Title: Wilde and Sexuality
Description:
Abstract
As perhaps the most famous gay icon of the last 200 years, Wilde can be disappointing as a theorist or advocate for homosexuality.
This chapter considers this paradox in three ways.
First, it thinks about the particularities of Wilde’s sexual biography to ask whether he’s better considered as bisexual—or whether, given the obvious differences in how hetero- and homosexuality were treated in nineteenth-century society and law, such a term is anachronistic.
The second section sees Wilde as the product of Victorian Oxford and its classicist emphasis, focusing on how its curricular emphasis promoted a particular understanding of same-sex desire, rooted in ancient Greek pederasty, that feels regressive in comparison to two competing models: the European sexological emphasis on linking homosexuality and gender nonconformity; and a more democratic model associated especially with the poetry of Walt Whitman that figured same-sex desire along less hierarchical or class-based lines.

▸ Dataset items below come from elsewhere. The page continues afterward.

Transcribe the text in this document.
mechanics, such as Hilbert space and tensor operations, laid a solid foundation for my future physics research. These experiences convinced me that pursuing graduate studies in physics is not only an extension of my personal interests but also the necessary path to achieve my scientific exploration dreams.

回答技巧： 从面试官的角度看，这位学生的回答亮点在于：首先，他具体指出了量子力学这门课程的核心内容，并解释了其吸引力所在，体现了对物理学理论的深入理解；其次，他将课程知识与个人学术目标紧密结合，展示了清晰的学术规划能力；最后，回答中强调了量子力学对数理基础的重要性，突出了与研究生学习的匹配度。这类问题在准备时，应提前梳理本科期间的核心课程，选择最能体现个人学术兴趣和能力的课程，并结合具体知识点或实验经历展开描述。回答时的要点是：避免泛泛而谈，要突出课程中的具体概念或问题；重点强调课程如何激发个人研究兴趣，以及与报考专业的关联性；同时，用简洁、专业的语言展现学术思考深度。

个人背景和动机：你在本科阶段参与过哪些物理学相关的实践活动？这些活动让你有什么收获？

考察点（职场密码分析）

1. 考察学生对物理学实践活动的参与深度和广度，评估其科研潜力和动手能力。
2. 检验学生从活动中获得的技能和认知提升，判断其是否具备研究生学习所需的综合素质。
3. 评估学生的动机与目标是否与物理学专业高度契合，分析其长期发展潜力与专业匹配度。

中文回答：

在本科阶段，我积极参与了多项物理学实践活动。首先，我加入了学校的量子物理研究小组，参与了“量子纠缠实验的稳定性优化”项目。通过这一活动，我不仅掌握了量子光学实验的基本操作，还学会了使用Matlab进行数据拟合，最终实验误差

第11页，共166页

The third section turns to Wilde’s published work and sees its sometimes guarded or coded advocacy of homosexuality as inextricably linked to its trenchant critiques of heterosexual relations and marriage.
The strongest arguments for same-sex desire in Dorian Gray or the comedies derive from their assessment that men and women have increasingly little in common and no stable basis for mutual commitment beyond the minimal requirement of species reproduction.
This was a widely held view in the late nineteenth century.